Im Handgepäck fand er schließlich ein Blutzuckermessgerät und einen Apidra-Pen. „Ich habe dann an ihrem Finger den Blutzucker gemessen und der Wert war über 600 – das war natürlich viel zu hoch.“ Daraufhin habe Ivkovic dem Flugpersonal erklärt, dass die Frau sofort ins Krankenhaus müsse. „Es wären noch mehr als anderthalb Stunden bis nach Deutschland gewesen.“

„Ich habe überlegt was ich tun kann – da ich kein Arzt bin, durfte ich ihr das Insulin ja nicht einfach verabreichen“, erklärt er. Aus dem Flugzeug seien waghalsige Vorschläge gekommen, wie einfach einen halben Pen auf einmal zu verabreichen – schließlich habe man so etwas mal im Film gesehen. Eine weitere Passagierin, die ebenfalls unter Diabetes leidet, habe sich schließlich bereiterklärt die Verantwortung zu übernehmen und ihr zunächst 10 Einheiten verabreicht. Bei einer erneuten Messung sei der Wert zwar auf 510 gesunken, jedoch direkt wieder angestiegen.

„Da wurde mir klar, dass wir notlanden müssen, sonst würde sie es nicht schaffen“, meint Ivkovic.
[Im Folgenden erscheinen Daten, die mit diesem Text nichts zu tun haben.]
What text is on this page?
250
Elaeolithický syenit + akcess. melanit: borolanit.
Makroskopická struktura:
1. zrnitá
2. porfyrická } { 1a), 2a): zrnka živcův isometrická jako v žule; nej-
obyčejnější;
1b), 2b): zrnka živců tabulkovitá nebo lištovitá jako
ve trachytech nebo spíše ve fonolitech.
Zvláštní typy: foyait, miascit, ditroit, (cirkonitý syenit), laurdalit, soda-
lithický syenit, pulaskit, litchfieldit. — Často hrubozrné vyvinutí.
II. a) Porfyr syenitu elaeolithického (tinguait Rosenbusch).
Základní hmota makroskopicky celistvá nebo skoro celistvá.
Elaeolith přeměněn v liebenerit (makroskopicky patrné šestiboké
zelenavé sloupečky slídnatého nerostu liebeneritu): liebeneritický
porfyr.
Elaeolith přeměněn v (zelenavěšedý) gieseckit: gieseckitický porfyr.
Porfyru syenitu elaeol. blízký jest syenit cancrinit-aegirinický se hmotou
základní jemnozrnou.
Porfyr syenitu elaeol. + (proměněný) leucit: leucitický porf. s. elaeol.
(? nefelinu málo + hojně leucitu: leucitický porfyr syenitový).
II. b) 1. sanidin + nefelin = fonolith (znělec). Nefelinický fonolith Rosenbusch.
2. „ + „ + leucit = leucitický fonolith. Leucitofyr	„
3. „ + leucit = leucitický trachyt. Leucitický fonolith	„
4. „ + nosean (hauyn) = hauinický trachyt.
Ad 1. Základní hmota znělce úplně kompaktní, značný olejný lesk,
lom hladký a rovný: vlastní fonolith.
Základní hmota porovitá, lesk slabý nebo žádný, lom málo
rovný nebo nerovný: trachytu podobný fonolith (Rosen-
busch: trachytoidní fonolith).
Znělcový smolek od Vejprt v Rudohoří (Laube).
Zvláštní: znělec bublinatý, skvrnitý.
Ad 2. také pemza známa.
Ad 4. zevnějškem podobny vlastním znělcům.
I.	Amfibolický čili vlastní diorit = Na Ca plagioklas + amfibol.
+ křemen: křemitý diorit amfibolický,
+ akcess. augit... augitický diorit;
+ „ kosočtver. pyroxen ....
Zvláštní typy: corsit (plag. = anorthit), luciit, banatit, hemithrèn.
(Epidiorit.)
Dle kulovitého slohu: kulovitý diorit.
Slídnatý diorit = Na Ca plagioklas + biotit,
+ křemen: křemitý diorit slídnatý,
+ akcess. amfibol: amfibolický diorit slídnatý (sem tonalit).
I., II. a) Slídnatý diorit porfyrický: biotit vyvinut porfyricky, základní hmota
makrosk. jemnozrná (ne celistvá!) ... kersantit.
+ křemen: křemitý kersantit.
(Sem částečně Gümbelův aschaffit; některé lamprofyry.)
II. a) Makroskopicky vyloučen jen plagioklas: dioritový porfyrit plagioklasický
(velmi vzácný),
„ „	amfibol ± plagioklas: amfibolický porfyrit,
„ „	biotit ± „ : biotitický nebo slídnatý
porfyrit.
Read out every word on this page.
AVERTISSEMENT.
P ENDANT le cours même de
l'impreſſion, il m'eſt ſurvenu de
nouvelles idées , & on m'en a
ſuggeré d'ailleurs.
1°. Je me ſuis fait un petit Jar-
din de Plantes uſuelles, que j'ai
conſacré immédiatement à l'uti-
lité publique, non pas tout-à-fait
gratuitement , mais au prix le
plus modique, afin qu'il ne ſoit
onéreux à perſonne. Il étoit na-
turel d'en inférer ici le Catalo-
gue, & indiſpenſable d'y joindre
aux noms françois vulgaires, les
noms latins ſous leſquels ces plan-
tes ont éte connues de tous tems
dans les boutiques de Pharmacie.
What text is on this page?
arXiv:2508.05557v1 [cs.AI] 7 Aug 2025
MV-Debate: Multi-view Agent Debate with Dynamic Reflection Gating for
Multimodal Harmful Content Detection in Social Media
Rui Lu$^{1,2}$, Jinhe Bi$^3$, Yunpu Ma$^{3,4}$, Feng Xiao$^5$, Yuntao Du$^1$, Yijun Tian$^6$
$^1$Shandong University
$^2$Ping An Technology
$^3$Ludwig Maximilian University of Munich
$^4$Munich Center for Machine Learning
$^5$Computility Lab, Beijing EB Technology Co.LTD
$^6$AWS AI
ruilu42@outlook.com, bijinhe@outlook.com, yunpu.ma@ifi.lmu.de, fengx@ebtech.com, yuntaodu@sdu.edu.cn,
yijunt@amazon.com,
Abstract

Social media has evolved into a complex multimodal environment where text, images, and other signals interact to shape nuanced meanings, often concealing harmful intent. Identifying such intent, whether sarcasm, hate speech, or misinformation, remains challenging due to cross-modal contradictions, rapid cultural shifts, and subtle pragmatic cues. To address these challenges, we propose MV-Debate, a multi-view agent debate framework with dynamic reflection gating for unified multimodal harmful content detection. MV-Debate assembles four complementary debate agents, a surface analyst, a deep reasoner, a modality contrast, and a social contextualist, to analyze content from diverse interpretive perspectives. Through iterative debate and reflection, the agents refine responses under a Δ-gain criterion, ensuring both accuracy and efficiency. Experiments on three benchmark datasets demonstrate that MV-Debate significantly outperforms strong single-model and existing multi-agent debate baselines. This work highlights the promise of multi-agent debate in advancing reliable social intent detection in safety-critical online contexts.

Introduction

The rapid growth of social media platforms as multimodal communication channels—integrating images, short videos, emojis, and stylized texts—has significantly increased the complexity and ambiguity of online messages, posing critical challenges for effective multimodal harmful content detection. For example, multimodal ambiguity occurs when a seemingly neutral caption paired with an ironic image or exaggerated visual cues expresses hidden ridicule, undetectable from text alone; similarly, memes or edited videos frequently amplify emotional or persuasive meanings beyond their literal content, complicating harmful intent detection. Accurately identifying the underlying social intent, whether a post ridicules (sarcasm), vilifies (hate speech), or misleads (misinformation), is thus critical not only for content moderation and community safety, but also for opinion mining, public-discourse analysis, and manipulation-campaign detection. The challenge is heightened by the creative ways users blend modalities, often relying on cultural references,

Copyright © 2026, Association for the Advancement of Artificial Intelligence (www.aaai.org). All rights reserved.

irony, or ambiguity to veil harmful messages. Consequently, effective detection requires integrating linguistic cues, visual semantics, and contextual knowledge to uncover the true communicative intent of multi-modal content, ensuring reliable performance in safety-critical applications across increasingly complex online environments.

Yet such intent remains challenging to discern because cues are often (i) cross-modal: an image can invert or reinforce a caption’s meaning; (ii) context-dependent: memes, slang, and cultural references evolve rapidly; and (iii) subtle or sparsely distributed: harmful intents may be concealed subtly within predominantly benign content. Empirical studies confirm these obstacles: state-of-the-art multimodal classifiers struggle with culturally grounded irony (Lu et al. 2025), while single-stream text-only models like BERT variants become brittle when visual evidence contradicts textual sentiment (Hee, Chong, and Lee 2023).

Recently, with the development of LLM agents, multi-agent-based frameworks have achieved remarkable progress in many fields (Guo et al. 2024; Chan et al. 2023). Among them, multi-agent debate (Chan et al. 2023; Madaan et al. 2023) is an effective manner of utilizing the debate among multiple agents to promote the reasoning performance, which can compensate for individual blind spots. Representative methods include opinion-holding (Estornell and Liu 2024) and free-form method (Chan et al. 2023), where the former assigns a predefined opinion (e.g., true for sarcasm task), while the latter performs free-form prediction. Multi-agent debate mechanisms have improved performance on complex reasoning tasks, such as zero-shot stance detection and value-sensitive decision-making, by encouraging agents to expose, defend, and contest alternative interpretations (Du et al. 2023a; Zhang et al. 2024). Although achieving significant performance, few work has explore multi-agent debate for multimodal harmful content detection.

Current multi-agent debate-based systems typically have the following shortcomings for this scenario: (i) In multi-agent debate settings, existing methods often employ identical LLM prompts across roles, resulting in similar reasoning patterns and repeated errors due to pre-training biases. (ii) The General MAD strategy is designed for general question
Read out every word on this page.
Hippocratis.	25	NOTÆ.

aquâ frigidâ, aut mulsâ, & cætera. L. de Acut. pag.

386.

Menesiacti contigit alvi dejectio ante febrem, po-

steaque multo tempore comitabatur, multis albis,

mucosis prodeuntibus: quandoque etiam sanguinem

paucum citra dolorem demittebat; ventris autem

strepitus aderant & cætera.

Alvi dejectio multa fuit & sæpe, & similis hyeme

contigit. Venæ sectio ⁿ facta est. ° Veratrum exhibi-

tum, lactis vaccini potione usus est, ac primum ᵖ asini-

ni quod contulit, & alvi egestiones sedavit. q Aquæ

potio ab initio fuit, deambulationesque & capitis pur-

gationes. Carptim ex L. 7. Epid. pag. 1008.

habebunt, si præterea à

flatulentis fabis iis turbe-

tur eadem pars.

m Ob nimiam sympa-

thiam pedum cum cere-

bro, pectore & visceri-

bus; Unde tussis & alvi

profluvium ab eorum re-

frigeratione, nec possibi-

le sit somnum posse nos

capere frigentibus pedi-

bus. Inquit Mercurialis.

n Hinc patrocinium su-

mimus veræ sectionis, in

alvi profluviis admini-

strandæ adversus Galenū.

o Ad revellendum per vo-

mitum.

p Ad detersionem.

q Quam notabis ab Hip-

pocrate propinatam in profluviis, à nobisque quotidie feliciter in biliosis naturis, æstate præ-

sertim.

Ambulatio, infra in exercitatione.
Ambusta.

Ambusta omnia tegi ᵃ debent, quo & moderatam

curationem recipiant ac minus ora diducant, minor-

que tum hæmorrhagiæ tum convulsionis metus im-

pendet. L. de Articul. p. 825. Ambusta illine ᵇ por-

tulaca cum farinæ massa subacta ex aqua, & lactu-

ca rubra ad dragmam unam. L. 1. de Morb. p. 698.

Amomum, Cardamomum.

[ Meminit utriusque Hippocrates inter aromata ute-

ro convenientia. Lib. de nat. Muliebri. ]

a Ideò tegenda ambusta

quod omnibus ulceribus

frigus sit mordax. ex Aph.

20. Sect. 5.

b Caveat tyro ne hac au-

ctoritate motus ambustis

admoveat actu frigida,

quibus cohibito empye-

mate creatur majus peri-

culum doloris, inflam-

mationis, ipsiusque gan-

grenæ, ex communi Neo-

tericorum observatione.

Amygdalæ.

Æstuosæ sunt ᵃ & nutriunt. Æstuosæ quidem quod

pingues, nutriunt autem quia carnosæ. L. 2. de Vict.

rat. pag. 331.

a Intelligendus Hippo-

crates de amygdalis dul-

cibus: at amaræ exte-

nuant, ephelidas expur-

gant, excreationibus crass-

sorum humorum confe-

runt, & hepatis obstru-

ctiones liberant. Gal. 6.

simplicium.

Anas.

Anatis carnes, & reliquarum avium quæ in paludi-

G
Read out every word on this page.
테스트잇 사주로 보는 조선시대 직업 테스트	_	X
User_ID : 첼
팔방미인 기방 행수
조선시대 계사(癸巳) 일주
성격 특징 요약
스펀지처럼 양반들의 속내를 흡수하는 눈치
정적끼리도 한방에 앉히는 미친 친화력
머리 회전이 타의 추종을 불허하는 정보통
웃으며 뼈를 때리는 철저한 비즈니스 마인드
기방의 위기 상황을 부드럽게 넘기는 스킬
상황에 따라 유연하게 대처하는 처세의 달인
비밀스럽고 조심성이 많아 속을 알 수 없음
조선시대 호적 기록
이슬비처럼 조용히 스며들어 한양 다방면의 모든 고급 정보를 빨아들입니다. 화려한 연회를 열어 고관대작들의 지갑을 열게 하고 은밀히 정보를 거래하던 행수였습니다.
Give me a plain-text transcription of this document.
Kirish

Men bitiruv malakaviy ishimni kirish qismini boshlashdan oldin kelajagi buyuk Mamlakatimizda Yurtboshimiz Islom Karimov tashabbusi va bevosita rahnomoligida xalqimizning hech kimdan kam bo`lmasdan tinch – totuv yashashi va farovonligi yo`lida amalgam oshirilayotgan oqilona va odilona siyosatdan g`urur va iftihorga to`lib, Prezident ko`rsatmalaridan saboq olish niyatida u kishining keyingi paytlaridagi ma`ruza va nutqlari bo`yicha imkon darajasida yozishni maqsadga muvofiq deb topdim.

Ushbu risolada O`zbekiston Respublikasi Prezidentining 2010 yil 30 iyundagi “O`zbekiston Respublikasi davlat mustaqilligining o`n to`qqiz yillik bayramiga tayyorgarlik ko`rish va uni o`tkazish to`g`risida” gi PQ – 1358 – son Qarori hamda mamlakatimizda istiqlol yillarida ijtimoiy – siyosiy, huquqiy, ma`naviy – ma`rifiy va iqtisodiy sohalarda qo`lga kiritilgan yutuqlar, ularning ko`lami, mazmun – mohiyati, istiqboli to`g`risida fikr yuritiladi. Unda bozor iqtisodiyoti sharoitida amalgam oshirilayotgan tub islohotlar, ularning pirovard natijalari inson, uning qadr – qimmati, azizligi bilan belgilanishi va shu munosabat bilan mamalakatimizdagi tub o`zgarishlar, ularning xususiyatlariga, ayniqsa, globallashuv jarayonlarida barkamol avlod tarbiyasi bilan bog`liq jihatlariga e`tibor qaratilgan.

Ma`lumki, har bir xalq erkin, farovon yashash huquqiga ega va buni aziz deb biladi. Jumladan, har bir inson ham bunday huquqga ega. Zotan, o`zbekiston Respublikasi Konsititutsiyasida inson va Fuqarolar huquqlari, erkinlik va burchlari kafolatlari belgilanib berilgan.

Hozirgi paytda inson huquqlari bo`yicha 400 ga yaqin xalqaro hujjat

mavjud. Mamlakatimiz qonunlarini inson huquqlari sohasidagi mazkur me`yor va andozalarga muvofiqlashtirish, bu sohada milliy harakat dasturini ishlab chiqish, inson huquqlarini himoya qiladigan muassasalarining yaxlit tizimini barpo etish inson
Schließlich habe man auf ihn gehört und sei wenig später in Wien zwischengelandet. „Dort stand dann schon der Notarzt und hat sie versorgt und direkt mitgenommen.“ Dennoch habe er sich im Anschluss bei den Freundinnen erkundigt, ob und was die Frau zuvor gegessen hatte. „Dabei kam raus, dass sie im Urlaub viele Muscheln verzehrt hatte und außerdem eine Schilddrüsenerkrankung hat. Das viele Jod in den Muscheln könnte da mitreingespielt haben“, so der Apotheker. „Ich denke, da ist vieles zusammengekommen und schließlich hatte sie dann eine Ketoazidose.“

Ob es der jungen Frau gut geht, weiß Ivkovic leider nicht. „Ich habe erst einen Tag später realisiert, was da eigentlich passiert ist“, gibt der Apotheker zu, „und dass ich wahrscheinlich ihr Leben gerettet habe.“ Denn um ihn herum seien alle ziemlich ratlos gewesen. „Keiner hat daran gedacht, dass sie Diabetikerin sein könnte und niemand wusste was zu tun ist.“ Außerdem würden sich viele Menschen in solchen Situationen zurückhalten, aus Angst Verantwortung zu übernehmen. „Ich wusste ja, dass ich mich auskenne – also musste ich etwas tun.“ Im Flugzeug habe er also nicht lange nachgedacht, sondern einfach gehandelt.